MaaSという概念は、2015年のITS世界会議で設立された国際組織「MaaS Alliance」にて、「いろいろな種類の交通サービスを、需要に応じて利用できる一つの移動サービスに統合することである」と定義されています。
しかし、そのサービスの「幅」はかなり広範囲です。スウェーデンのチャルマース工科大学の研究によれば、MaaSのレベルは、サービスの内容に従って「0」から「4」までの5段階に分けられるといいます。電車やバス、カーシェアなど単独の移動手が「レベル0」で、レベルが高くなるにつれて、サービス内容は高度になっていきます(詳細は下記の図版参照)。
国土交通政策研究所報第 69 号 2018 年夏季より
このようにMaaSは広がりを持つ概念ではありますが、日本で展開されるMaaSは、カーシェア、タクシー配車アプリのような単独で完結するサービスにとどまっているようです。2019年に発表されたみずほ情報総研のレポートでは、日本では「レベル1」は実現しているものの、「レベル2」「レベル3」については、“一部の取り組みでのみ実現されているという見方もある”としており、高度なMaaSが普及しているとはいえないのが、日本の現状のようです。
タクシーもレンタカーも月額使い放題のMaaSもある
一方海外では、高度なMaaSをビジネスとして展開している例がいくつか見られます。
たとえばフィンランドのベンチャー企業「MaaS Global」社では、2016年に「Whim」というサービスを開始しました。これはアプリで目的地までの経路を検索し、複数の経路の中から選択すると、全経路の決済をアプリで完結できるというものです。
支払いは都度払いのほか、定期券のような月額支払いもあります。定額プランでは一定のエリア内の公共交通機関、タクシー、シェアサイクル、レンタカーまでがパッケージ化されています。
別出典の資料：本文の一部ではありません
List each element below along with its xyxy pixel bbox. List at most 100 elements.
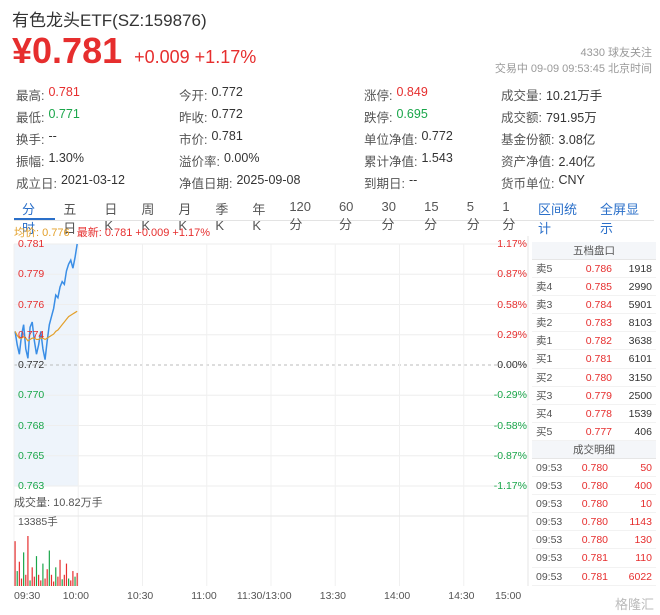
stat-cell: 最高: 0.781 (16, 85, 179, 104)
y-tick-left: 0.779 (18, 268, 45, 281)
stat-key: 昨收: (179, 110, 208, 125)
stat-value: 0.772 (211, 106, 243, 121)
stat-key: 单位净值: (364, 132, 418, 147)
trade-time: 09:53 (536, 570, 563, 583)
order-level: 买1 (536, 353, 553, 366)
order-price: 0.780 (585, 371, 612, 384)
trade-price: 0.780 (581, 498, 608, 511)
stat-key: 到期日: (364, 176, 405, 191)
x-tick: 14:30 (448, 590, 475, 602)
price-row: ¥0.781 +0.009 +1.17% (12, 30, 256, 74)
current-price: ¥0.781 (12, 30, 123, 71)
y-tick-right: -0.58% (493, 419, 527, 432)
order-volume: 5901 (628, 299, 652, 312)
tab-0[interactable]: 分时 (14, 197, 56, 236)
order-volume: 406 (634, 425, 652, 438)
tab-5[interactable]: 季K (215, 202, 229, 233)
trade-row: 09:53 0.780 1143 (532, 513, 656, 532)
stat-cell: 今开: 0.772 (179, 85, 364, 104)
trade-volume: 6022 (628, 570, 652, 583)
order-price: 0.777 (585, 425, 612, 438)
order-price: 0.786 (585, 263, 612, 275)
x-tick: 09:30 (14, 590, 41, 602)
trade-row: 09:53 0.780 130 (532, 531, 656, 550)
x-tick: 14:00 (384, 590, 411, 602)
tab-9[interactable]: 30分 (381, 199, 397, 232)
tab-10[interactable]: 15分 (424, 199, 439, 232)
stat-value: 3.08亿 (558, 132, 596, 147)
stat-cell: 净值日期: 2025-09-08 (179, 173, 364, 192)
stat-cell: 跌停: 0.695 (364, 107, 501, 126)
stat-value: 2025-09-08 (236, 172, 301, 187)
x-tick: 11:30/13:00 (236, 590, 292, 602)
range-stats-link[interactable]: 区间统计 (537, 202, 577, 236)
order-book-row: 卖2 0.783 8103 (532, 314, 656, 333)
order-price: 0.781 (585, 353, 612, 366)
stat-value: 1.30% (48, 150, 84, 165)
tab-links: 区间统计 全屏显示 (530, 197, 654, 236)
stat-value: 0.772 (211, 84, 243, 99)
tab-8[interactable]: 60分 (338, 199, 354, 232)
stat-key: 成立日: (16, 176, 57, 191)
trade-row: 09:53 0.781 6022 (532, 568, 656, 586)
fullscreen-link[interactable]: 全屏显示 (599, 202, 639, 236)
y-tick-left: 0.776 (18, 298, 45, 311)
tab-3[interactable]: 周K (141, 202, 155, 233)
order-level: 买2 (536, 371, 553, 384)
stat-key: 最高: (16, 88, 45, 103)
y-tick-left: 0.781 (18, 238, 45, 250)
x-tick: 13:30 (319, 590, 347, 602)
intraday-chart[interactable] (0, 236, 530, 596)
y-tick-right: -0.29% (493, 389, 527, 402)
avg-price-line (14, 310, 78, 342)
trade-volume: 50 (640, 461, 652, 474)
y-tick-right: 0.58% (497, 298, 527, 311)
stat-cell: 货币单位: CNY (501, 173, 656, 192)
tab-12[interactable]: 1分 (502, 199, 516, 232)
stat-value: 0.771 (48, 106, 80, 121)
order-price: 0.779 (585, 389, 612, 402)
tab-2[interactable]: 日K (104, 202, 118, 233)
stat-value: 0.00% (223, 150, 260, 165)
stat-key: 溢价率: (179, 154, 220, 169)
stat-cell: 换手: -- (16, 129, 179, 148)
x-tick: 15:00 (495, 590, 522, 602)
order-book-row: 买4 0.778 1539 (532, 405, 656, 423)
stat-value: CNY (558, 172, 585, 187)
stat-cell: 市价: 0.781 (179, 129, 364, 148)
stat-key: 净值日期: (179, 176, 233, 191)
follower-count[interactable]: 4330 球友关注 (580, 47, 652, 59)
stats-grid: 最高: 0.781 今开: 0.772 涨停: 0.849 成交量: 10.21万手 最低: 0.… (16, 83, 656, 193)
tab-11[interactable]: 5分 (466, 199, 480, 232)
order-price: 0.783 (585, 317, 612, 330)
stat-key: 今开: (179, 88, 208, 103)
order-book-row: 买2 0.780 3150 (532, 369, 656, 387)
tab-1[interactable]: 五日 (63, 202, 77, 236)
stat-value: 10.21万手 (545, 88, 603, 103)
order-volume: 2990 (628, 281, 652, 294)
tab-6[interactable]: 年K (252, 202, 266, 233)
stat-key: 涨停: (364, 88, 393, 103)
y-tick-right: 0.29% (497, 328, 527, 341)
x-tick: 10:30 (127, 590, 154, 602)
y-tick-right: 1.17% (497, 238, 527, 250)
y-tick-left: 0.763 (18, 480, 45, 492)
x-tick: 10:00 (62, 590, 90, 602)
order-book-row: 卖4 0.785 2990 (532, 278, 656, 297)
stat-value: 2021-03-12 (60, 172, 125, 187)
stats-row: 振幅: 1.30% 溢价率: 0.00% 累计净值: 1.543 资产净值: 2.40亿 (16, 149, 656, 171)
y-tick-right: -0.87% (493, 449, 527, 462)
order-level: 买3 (536, 389, 553, 402)
order-price: 0.784 (585, 299, 612, 312)
stats-row: 最高: 0.781 今开: 0.772 涨停: 0.849 成交量: 10.21万手 (16, 83, 656, 105)
trade-status: 交易中 09-09 09:53:45 北京时间 (494, 63, 652, 75)
tab-7[interactable]: 120分 (289, 199, 312, 232)
stat-cell: 昨收: 0.772 (179, 107, 364, 126)
trade-time: 09:53 (536, 480, 563, 493)
tab-4[interactable]: 月K (178, 202, 192, 233)
stat-cell: 到期日: -- (364, 173, 501, 192)
volume-max-label: 13385手 (18, 516, 58, 528)
y-tick-right: 0.00% (497, 359, 527, 371)
stat-cell: 单位净值: 0.772 (364, 129, 501, 148)
fund-title: 有色龙头ETF(SZ:159876) (12, 11, 207, 30)
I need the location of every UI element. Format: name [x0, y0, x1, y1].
シンガポールでは、同国の鉄道会社SMRT社が立ち上げたMobility-X社が、MaaSを意識したアジア初のプラットフォーム「Jalan²」を2018年に開発。同アプリでもWhimと同様、出発地と目的地を設定すると、鉄道、バス、シェアサイクルなど、さまざまなモビリティに対応した交通手段をユーザーに提示します。検索だけでなく、予約にも対応しています。
この2つの例に共通するのは、MaaS推進のために、交通事業者、政府、企業、研究機関が連携している点です。フィンランドでは政府がMaaSが利用できるよう、省庁の再編や法制度の整備を実施。2014年に“スマート国家”を宣言したシンガポールでも、陸上交通の監督官庁である「Land Transport Authority」が、同国の交通に関するデータをオープンソース化、MaaS事業者が利用できる状態にしています。
日本はMaaSが普及する下地がある?
しかし、日本でも徐々に、高度なMaaSが普及する準備が整いつつあります。たとえば、「交通情報のオープン化」もその1つです。
MaaSが海外ほど進んでいない日本ですが、決してMaaSの必要がないわけではありません。政府広報オンラインでは、MaaSの普及により交通手段の選択肢が拡大し、マイカーを持たなくても気軽に移動できるとしています。さらに、地方における交通手段の維持、都市部での渋滞の解消といった課題の解決にも効果があるとしています。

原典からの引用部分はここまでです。